We developed a novel method, the filtration-acclimatization method (FAM), which enables the isolation and cultivation of an important fraction of the bacterial diversity, which is not cultivable by standard methods. The method consists of a filtration step, which removes most of the readily cultivable bacteria able to overgrow slowly growing bacteria, and an acclimatization procedure that provides a slow transition from the low environmental substrate concentrations to the high concentration of standard microbial media. So far, we isolated in total 65 strains from surface freshwater habitats by utilizing FAM. The isolates are affiliated with Actinobacteria, Alpha-, Betaproteobacteria, Bacteroidetes, and Spirochaeta. All isolates are pure cultures and form visible colonies on agar plates with high substrate concentrations. For further analysis, strains sharing more than a 97% 16S rRNA gene sequence similarity were grouped into one taxon. Based on sequence similarities, 88% of the obtained taxa can be considered to be undescribed species (<97% similarity to closest species). The highest similarity value of the taxa to the respective closest related species ranged from 87.7% to 99.8%, and was on average 94.5%. For comparison we isolated, by direct plating of water samples on a rich agar medium, a similar number of taxa. Amongst these taxa the percentage of taxa, which can be considered to be undescribed species, was only half of the percentage found for the taxa isolated by FAM. More importantly, it was amongst the taxa obtained by the standard method no taxon that was closer related to an uncultured bacterium than to an isolate, while 56% of the taxa isolated by FAM were closely related to uncultured bacteria.

Rapid establishment of clonal isolates of freshwater autotrophic picoplankton by single-cell and single-colony sorting.

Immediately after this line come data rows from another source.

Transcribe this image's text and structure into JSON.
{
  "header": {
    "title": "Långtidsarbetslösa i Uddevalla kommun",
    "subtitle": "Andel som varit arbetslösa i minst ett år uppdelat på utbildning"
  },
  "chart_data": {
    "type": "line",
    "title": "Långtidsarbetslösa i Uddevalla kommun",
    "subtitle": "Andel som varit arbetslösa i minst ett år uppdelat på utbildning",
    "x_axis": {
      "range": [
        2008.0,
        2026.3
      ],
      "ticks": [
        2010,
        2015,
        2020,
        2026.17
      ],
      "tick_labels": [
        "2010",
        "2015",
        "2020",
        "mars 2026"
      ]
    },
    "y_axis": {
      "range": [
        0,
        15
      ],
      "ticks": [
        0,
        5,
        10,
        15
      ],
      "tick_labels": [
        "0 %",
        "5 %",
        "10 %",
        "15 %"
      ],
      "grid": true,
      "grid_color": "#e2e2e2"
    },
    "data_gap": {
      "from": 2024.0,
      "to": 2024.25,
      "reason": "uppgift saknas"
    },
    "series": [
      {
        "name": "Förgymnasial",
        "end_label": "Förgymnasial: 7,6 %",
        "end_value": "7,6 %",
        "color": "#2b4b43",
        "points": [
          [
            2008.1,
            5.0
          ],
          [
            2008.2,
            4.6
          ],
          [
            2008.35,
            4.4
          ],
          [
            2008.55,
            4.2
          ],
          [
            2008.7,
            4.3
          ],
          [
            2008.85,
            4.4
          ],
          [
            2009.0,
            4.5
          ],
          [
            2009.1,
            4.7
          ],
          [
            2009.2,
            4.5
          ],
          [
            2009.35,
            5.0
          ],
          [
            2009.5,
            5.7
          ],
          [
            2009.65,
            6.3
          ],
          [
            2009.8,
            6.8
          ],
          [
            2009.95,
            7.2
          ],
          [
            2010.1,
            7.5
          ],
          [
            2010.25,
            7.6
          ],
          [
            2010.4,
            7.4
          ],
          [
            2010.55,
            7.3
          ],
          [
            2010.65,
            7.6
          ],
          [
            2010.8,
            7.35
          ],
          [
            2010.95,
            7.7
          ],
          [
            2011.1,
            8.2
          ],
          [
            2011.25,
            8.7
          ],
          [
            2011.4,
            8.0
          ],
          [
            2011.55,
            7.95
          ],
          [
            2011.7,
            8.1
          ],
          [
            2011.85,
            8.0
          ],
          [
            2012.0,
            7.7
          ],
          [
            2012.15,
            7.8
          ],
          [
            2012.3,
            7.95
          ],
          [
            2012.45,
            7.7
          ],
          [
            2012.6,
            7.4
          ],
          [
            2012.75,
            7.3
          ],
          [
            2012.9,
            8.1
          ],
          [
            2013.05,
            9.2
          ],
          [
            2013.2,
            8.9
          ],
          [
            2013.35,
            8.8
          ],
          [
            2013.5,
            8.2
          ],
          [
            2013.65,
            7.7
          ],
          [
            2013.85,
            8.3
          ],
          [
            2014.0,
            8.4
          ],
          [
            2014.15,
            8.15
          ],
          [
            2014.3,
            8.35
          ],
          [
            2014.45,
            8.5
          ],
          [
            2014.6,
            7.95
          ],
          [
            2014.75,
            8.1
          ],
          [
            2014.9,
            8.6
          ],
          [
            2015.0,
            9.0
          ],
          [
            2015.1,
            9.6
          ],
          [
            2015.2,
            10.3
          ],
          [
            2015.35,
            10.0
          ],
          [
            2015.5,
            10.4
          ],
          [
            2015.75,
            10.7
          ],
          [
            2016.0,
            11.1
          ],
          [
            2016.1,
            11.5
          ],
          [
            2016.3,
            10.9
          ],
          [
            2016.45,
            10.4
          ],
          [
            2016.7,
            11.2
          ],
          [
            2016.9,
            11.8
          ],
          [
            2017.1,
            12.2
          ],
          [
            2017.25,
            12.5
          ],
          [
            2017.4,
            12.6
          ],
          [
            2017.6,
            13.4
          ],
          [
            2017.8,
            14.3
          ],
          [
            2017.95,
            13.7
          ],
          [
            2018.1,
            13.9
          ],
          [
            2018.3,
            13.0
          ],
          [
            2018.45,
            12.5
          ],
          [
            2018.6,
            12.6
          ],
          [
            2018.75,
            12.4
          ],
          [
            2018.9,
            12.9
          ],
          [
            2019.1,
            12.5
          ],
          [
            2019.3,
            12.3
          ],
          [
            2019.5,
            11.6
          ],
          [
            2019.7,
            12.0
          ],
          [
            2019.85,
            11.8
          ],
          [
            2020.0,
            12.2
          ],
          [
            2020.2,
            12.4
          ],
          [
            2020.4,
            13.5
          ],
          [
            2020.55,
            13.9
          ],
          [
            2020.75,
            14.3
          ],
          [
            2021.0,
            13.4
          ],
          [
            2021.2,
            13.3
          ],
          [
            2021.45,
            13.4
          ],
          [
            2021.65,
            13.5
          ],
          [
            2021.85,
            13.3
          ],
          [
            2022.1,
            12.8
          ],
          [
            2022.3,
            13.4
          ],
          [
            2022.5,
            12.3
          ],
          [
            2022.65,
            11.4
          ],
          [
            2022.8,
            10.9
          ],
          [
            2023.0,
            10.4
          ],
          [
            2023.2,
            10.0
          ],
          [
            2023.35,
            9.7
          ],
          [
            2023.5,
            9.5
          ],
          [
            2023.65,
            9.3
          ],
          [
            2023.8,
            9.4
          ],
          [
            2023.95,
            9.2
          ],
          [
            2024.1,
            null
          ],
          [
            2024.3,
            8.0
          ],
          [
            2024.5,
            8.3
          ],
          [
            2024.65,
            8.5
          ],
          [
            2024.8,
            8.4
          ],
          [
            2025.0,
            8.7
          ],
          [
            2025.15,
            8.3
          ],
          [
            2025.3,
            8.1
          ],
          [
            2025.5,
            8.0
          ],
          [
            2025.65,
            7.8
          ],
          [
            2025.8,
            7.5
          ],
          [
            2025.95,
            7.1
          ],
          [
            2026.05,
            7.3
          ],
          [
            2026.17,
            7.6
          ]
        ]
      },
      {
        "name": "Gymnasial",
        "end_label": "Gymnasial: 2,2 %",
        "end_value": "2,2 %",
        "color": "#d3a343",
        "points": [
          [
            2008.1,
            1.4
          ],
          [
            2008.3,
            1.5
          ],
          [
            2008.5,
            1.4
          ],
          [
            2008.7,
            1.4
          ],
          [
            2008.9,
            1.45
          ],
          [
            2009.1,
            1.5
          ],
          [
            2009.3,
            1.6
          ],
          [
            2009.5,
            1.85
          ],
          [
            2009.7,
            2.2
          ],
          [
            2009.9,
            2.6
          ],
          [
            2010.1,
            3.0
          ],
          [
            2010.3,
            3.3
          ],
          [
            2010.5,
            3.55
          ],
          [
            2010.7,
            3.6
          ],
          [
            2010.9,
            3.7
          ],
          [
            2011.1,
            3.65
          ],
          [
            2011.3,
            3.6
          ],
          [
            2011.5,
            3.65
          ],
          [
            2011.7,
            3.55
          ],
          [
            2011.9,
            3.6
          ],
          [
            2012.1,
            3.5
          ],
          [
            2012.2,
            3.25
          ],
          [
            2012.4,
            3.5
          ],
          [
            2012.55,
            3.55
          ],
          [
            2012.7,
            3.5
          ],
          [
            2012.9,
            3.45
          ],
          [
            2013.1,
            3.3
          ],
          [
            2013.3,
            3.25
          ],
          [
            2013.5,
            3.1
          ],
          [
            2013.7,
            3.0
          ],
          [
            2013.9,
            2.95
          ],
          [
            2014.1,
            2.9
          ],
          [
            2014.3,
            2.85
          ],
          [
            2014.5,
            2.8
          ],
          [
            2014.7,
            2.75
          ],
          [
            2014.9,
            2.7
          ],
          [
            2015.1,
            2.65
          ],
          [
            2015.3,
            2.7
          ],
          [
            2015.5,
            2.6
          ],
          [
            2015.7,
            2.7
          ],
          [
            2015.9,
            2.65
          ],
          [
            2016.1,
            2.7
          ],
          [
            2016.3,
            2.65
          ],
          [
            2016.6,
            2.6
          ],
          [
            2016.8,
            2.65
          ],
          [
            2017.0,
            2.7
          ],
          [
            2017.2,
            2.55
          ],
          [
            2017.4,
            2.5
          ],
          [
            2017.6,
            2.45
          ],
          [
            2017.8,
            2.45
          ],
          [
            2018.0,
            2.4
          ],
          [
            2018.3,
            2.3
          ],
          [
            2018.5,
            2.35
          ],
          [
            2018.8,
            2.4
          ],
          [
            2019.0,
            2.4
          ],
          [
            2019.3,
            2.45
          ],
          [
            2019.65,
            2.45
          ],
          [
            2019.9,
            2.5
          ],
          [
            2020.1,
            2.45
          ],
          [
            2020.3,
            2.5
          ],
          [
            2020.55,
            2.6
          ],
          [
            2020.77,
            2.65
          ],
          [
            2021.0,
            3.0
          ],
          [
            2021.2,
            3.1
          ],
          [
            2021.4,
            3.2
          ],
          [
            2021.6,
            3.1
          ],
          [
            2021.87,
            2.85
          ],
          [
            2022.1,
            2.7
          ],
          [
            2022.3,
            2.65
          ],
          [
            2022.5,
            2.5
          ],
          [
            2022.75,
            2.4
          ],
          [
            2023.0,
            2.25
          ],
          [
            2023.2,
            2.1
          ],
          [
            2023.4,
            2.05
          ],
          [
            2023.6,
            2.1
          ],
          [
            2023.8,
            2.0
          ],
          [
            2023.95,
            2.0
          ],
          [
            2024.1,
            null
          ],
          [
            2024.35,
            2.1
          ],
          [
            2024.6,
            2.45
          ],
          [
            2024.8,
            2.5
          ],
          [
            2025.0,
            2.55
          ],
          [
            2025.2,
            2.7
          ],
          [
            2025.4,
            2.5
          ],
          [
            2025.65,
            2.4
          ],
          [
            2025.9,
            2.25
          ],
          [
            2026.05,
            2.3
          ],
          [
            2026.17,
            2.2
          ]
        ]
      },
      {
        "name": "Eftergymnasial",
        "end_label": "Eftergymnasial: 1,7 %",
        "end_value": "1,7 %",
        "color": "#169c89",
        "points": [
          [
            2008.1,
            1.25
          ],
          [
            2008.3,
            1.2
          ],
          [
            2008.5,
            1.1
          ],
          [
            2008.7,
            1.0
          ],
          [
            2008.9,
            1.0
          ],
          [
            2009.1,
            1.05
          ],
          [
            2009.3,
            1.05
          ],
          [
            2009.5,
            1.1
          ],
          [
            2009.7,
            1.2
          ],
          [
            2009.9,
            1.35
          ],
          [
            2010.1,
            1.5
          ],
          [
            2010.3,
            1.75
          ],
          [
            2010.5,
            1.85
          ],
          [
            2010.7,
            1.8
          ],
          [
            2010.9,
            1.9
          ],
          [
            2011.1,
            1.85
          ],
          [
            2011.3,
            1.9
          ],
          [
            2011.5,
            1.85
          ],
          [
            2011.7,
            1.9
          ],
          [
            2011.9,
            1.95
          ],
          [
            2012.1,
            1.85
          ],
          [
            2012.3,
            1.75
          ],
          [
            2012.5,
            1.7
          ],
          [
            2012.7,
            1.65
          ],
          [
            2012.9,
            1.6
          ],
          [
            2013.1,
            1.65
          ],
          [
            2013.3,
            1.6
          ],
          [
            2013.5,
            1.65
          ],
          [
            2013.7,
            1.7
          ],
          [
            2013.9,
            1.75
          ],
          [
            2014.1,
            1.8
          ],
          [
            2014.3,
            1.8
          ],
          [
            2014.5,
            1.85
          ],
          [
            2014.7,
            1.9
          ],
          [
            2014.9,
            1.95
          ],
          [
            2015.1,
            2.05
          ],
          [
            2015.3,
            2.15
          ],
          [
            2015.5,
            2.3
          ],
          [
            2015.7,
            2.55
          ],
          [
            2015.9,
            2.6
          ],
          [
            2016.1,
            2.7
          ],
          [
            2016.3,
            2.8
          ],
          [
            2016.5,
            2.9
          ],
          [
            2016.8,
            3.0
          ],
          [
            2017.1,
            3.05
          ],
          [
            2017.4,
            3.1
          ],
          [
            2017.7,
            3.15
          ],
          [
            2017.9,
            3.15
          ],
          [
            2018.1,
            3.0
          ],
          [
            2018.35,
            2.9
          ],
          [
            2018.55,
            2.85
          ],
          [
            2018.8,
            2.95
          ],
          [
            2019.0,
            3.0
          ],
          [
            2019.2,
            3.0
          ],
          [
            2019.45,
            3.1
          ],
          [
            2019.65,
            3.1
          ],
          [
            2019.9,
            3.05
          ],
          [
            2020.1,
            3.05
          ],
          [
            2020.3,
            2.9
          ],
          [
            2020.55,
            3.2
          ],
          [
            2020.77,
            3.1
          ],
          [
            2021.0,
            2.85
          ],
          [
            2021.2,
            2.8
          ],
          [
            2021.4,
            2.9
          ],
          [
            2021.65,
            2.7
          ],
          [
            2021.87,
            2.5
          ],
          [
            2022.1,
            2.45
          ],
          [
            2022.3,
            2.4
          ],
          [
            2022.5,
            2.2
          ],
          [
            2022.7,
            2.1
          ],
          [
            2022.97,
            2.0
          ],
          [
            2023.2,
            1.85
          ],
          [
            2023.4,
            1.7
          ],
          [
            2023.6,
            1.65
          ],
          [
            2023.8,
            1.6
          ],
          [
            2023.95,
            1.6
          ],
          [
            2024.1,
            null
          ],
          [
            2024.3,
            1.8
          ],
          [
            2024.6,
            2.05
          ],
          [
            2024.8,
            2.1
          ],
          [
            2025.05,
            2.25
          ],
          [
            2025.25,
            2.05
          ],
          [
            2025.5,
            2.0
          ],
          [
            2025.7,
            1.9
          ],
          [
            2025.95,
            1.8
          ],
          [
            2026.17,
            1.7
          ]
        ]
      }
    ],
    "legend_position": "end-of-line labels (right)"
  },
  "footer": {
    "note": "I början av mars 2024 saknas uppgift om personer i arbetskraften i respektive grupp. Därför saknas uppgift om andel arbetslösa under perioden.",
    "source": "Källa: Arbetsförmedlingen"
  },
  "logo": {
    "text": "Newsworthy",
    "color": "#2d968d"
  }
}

We describe single-cell and single-colony sorting protocols which allowed for rapid establishment of a diverse culture collection of clonal autotrophic picoplankton (APP) isolates originating from oligotrophic and oligo-mesotrophic subalpine lakes. Overall sort recoveries, expressed as the percentage of sorted microwells exhibiting APP growth, ranged from 5% to 17% depending on the type of APP, but the growth success varied greatly (from 0% to 68%) depending on the origin of the sorted sample. We applied two direct sequencing and two denaturing gradient gel electrophoresis (DGGE) protocols to identify and characterize the genetic purity of 21 of our picocyanobacteria cultures, namely, direct sequencing of the 16S rRNA gene and cpcBA-IGS region, and DGGE analyses involving a 194-bp fragment of the internal transcribed spacer (ITS) and a ca. 500-bp fragment of the phycocyanin (PC) operon (cpcBA-IGS, novel protocol described herein). Of those 21 picocyanobacteria cultures obtained by single-cell/single-colony sorting and subsequently characterized genetically/screened for genetic purity, only one culture was composed of multiple picocyanobacterial strains.

Dispersal and phylogenetic diversity of nonmarine picocyanobacteria, inferred from 16S rRNA gene and cpcBA-intergenic spacer sequence analyses.

More than 20 Synechococcus and Cyanobium isolates were obtained from central European subalpine lakes and sequenced for their 16S rRNA gene and part of the phycocyanin operon (cpc), specifically the intergenic spacer (IGS) between cpcB and cpcA, and corresponding flanking regions (cpcBA-IGS). Maximum-likelihood analyses revealed the existence of at least six to seven clusters of nonmarine picocyanobacteria within the picophytoplankton clade and support the conjecture of global dispersal for some closely related picocyanobacterial genotypes.